Thursday during a meeting with enterprise IT managers, Verizon Wireless senior federal sales executive Bernie McMonagle revealed plans to launch its 4G LTE wireless network in 30 US "National Football League Cities" by the end of 2010. McMonagle said that the remainder of the country would acquire 4G support in stages until the entire nation had access to the 4G network by 2013.
According to Verizon's roadmap, the 4G network uses a large chunk of 700 MHz spectrum Verizon previously acquired from the FCC. It will also use a flat IP addressing model--a method of identifying a device using symbolic names rather than the previous old-school telephone numbering scheme. The 4G network standard would also be IPv6 to support the vast number of new devices. Currently Verizon is beefing up the network's backbone by upgrading company cell sites to Gigabit Ethernet where possible.

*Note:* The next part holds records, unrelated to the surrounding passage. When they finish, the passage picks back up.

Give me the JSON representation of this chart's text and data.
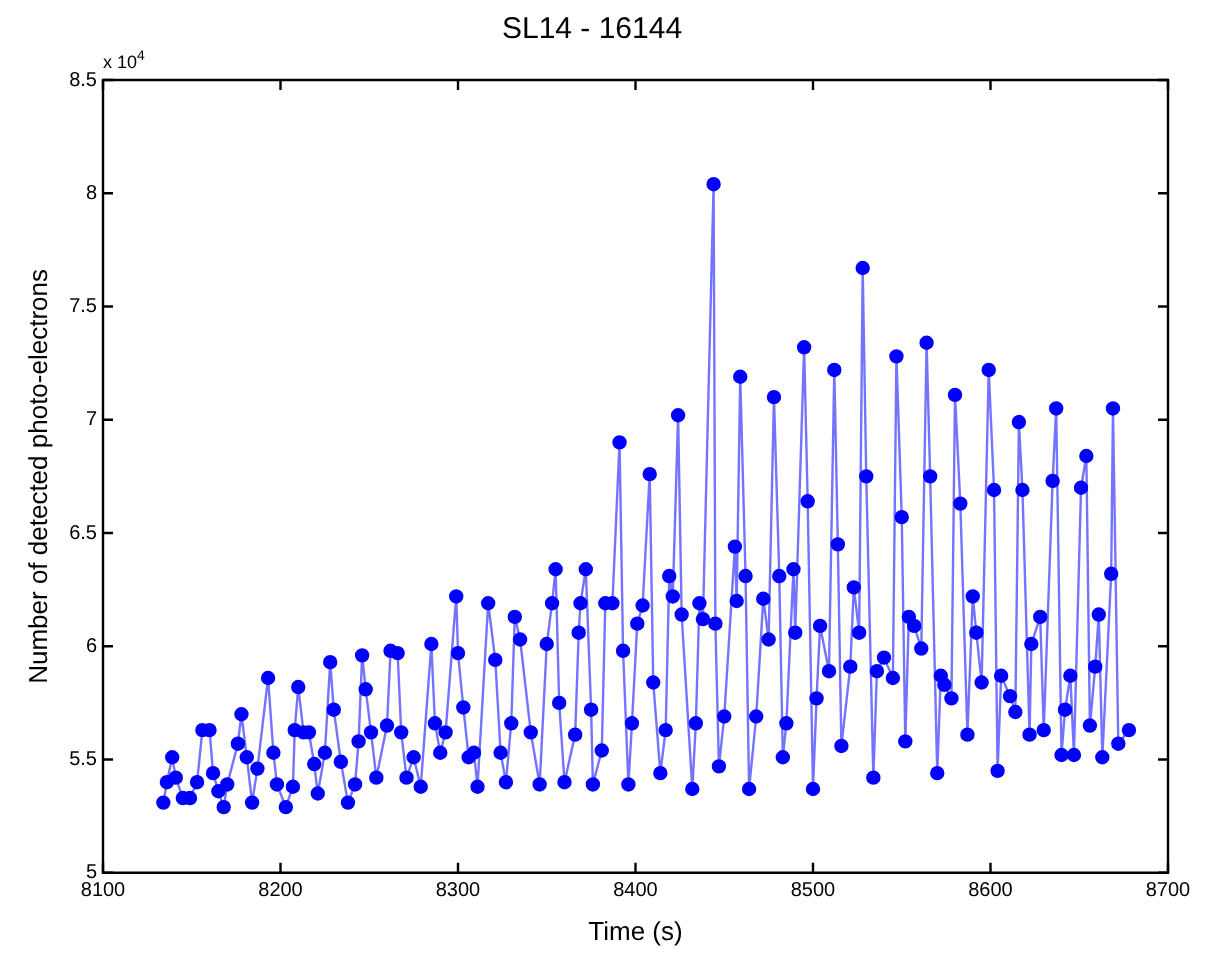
{
  "chart_data": {
    "type": "line",
    "title": "SL14 - 16144",
    "xlabel": "Time (s)",
    "ylabel": "Number of detected photo-electrons",
    "annotations": [
      "x 10$^{4}$"
    ],
    "xlim": [
      8100,
      8700
    ],
    "xticks": [
      8100,
      8200,
      8300,
      8400,
      8500,
      8600,
      8700
    ],
    "ylim": [
      5,
      8.5
    ],
    "yticks": [
      5,
      5.5,
      6,
      6.5,
      7,
      7.5,
      8,
      8.5
    ],
    "grid": false,
    "legend": false,
    "marker": "circle",
    "line_style": "solid",
    "series": [
      {
        "color": "#0000ff",
        "x": [
          8134,
          8136,
          8139,
          8141,
          8145,
          8149,
          8153,
          8156,
          8160,
          8162,
          8165,
          8168,
          8170,
          8176,
          8178,
          8181,
          8184,
          8187,
          8193,
          8196,
          8198,
          8203,
          8207,
          8208,
          8210,
          8213,
          8216,
          8219,
          8221,
          8225,
          8228,
          8230,
          8234,
          8238,
          8242,
          8244,
          8246,
          8248,
          8251,
          8254,
          8260,
          8262,
          8266,
          8268,
          8271,
          8275,
          8279,
          8285,
          8287,
          8290,
          8293,
          8299,
          8300,
          8303,
          8306,
          8309,
          8311,
          8317,
          8321,
          8324,
          8327,
          8330,
          8332,
          8335,
          8341,
          8346,
          8350,
          8353,
          8355,
          8357,
          8360,
          8366,
          8368,
          8369,
          8372,
          8375,
          8376,
          8381,
          8383,
          8387,
          8391,
          8393,
          8396,
          8398,
          8401,
          8404,
          8408,
          8410,
          8414,
          8417,
          8419,
          8421,
          8424,
          8426,
          8432,
          8434,
          8436,
          8438,
          8444,
          8445,
          8447,
          8450,
          8456,
          8457,
          8459,
          8462,
          8464,
          8468,
          8472,
          8475,
          8478,
          8481,
          8483,
          8485,
          8489,
          8490,
          8495,
          8497,
          8500,
          8502,
          8504,
          8509,
          8512,
          8514,
          8516,
          8521,
          8523,
          8526,
          8528,
          8530,
          8534,
          8536,
          8540,
          8545,
          8547,
          8550,
          8552,
          8554,
          8557,
          8561,
          8564,
          8566,
          8570,
          8572,
          8574,
          8578,
          8580,
          8583,
          8587,
          8590,
          8592,
          8595,
          8599,
          8602,
          8604,
          8606,
          8611,
          8614,
          8616,
          8618,
          8622,
          8623,
          8628,
          8630,
          8635,
          8637,
          8640,
          8642,
          8645,
          8647,
          8651,
          8654,
          8656,
          8659,
          8661,
          8663,
          8668,
          8669,
          8672,
          8678
        ],
        "values": [
          5.31,
          5.4,
          5.51,
          5.42,
          5.33,
          5.33,
          5.4,
          5.63,
          5.63,
          5.44,
          5.36,
          5.29,
          5.39,
          5.57,
          5.7,
          5.51,
          5.31,
          5.46,
          5.86,
          5.53,
          5.39,
          5.29,
          5.38,
          5.63,
          5.82,
          5.62,
          5.62,
          5.48,
          5.35,
          5.53,
          5.93,
          5.72,
          5.49,
          5.31,
          5.39,
          5.58,
          5.96,
          5.81,
          5.62,
          5.42,
          5.65,
          5.98,
          5.97,
          5.62,
          5.42,
          5.51,
          5.38,
          6.01,
          5.66,
          5.53,
          5.62,
          6.22,
          5.97,
          5.73,
          5.51,
          5.53,
          5.38,
          6.19,
          5.94,
          5.53,
          5.4,
          5.66,
          6.13,
          6.03,
          5.62,
          5.39,
          6.01,
          6.19,
          6.34,
          5.75,
          5.4,
          5.61,
          6.06,
          6.19,
          6.34,
          5.72,
          5.39,
          5.54,
          6.19,
          6.19,
          6.9,
          5.98,
          5.39,
          5.66,
          6.1,
          6.18,
          6.76,
          5.84,
          5.44,
          5.63,
          6.31,
          6.22,
          7.02,
          6.14,
          5.37,
          5.66,
          6.19,
          6.12,
          8.04,
          6.1,
          5.47,
          5.69,
          6.44,
          6.2,
          7.19,
          6.31,
          5.37,
          5.69,
          6.21,
          6.03,
          7.1,
          6.31,
          5.51,
          5.66,
          6.34,
          6.06,
          7.32,
          6.64,
          5.37,
          5.77,
          6.09,
          5.89,
          7.22,
          6.45,
          5.56,
          5.91,
          6.26,
          6.06,
          7.67,
          6.75,
          5.42,
          5.89,
          5.95,
          5.86,
          7.28,
          6.57,
          5.58,
          6.13,
          6.09,
          5.99,
          7.34,
          6.75,
          5.44,
          5.87,
          5.83,
          5.77,
          7.11,
          6.63,
          5.61,
          6.22,
          6.06,
          5.84,
          7.22,
          6.69,
          5.45,
          5.87,
          5.78,
          5.71,
          6.99,
          6.69,
          5.61,
          6.01,
          6.13,
          5.63,
          6.73,
          7.05,
          5.52,
          5.72,
          5.87,
          5.52,
          6.7,
          6.84,
          5.65,
          5.91,
          6.14,
          5.51,
          6.32,
          7.05,
          5.57,
          5.63
        ]
      }
    ]
  }
}
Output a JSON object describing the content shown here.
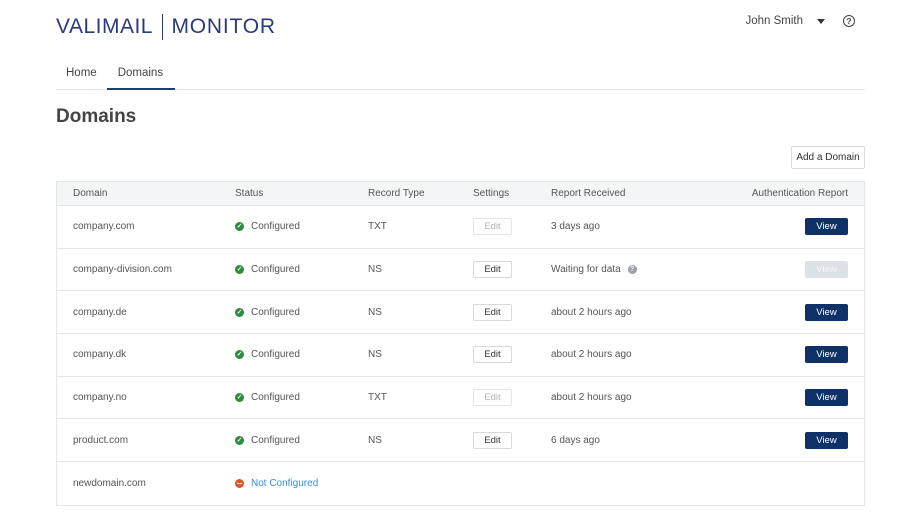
{
  "header": {
    "brand": "VALIMAIL",
    "product": "MONITOR",
    "user_name": "John Smith",
    "help_icon": "?"
  },
  "tabs": [
    {
      "label": "Home",
      "active": false
    },
    {
      "label": "Domains",
      "active": true
    }
  ],
  "page": {
    "title": "Domains",
    "add_button": "Add a Domain"
  },
  "table": {
    "columns": [
      "Domain",
      "Status",
      "Record Type",
      "Settings",
      "Report Received",
      "Authentication Report"
    ],
    "rows": [
      {
        "domain": "company.com",
        "status": "Configured",
        "record_type": "TXT",
        "settings": "Edit",
        "settings_enabled": false,
        "report": "3 days ago",
        "auth": "View",
        "auth_enabled": true
      },
      {
        "domain": "company-division.com",
        "status": "Configured",
        "record_type": "NS",
        "settings": "Edit",
        "settings_enabled": true,
        "report": "Waiting for data",
        "auth": "View",
        "auth_enabled": false
      },
      {
        "domain": "company.de",
        "status": "Configured",
        "record_type": "NS",
        "settings": "Edit",
        "settings_enabled": true,
        "report": "about 2 hours ago",
        "auth": "View",
        "auth_enabled": true
      },
      {
        "domain": "company.dk",
        "status": "Configured",
        "record_type": "NS",
        "settings": "Edit",
        "settings_enabled": true,
        "report": "about 2 hours ago",
        "auth": "View",
        "auth_enabled": true
      },
      {
        "domain": "company.no",
        "status": "Configured",
        "record_type": "TXT",
        "settings": "Edit",
        "settings_enabled": false,
        "report": "about 2 hours ago",
        "auth": "View",
        "auth_enabled": true
      },
      {
        "domain": "product.com",
        "status": "Configured",
        "record_type": "NS",
        "settings": "Edit",
        "settings_enabled": true,
        "report": "6 days ago",
        "auth": "View",
        "auth_enabled": true
      },
      {
        "domain": "newdomain.com",
        "status": "Not Configured",
        "record_type": "",
        "settings": "",
        "report": "",
        "auth": ""
      }
    ]
  },
  "colors": {
    "brand": "#2b3a7c",
    "primary_button": "#0e3268",
    "ok": "#2e8b3e",
    "error": "#e0542a",
    "link": "#3a8fd6"
  }
}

McMonagle said that the first phase of the 4G roll-out will support download speeds of 5 Mbps to 12 Mbps, and upload speeds of 2 Mbps to 5 Mbps. The company would also provide latency of 30 to 150 milliseconds.
The first devices expected to initially take advantage of the new 4G network will be wireless cards for laptops. McMonagle said that monitoring devices--those that regulate equipment ranging from refrigerators to traffic sensors--would also be the first on the network, adding that the prices for such devices would drop quickly after hitting the market.
Naturally the drawback to the Q4 2010 launch is that Verizon's 4G network won't be immediately available to smartphones. Current models do not access the 700 MHz frequency range--LTE phones are also in extremely short supply. With that said, compatible smartphones may not enter the market until 2012.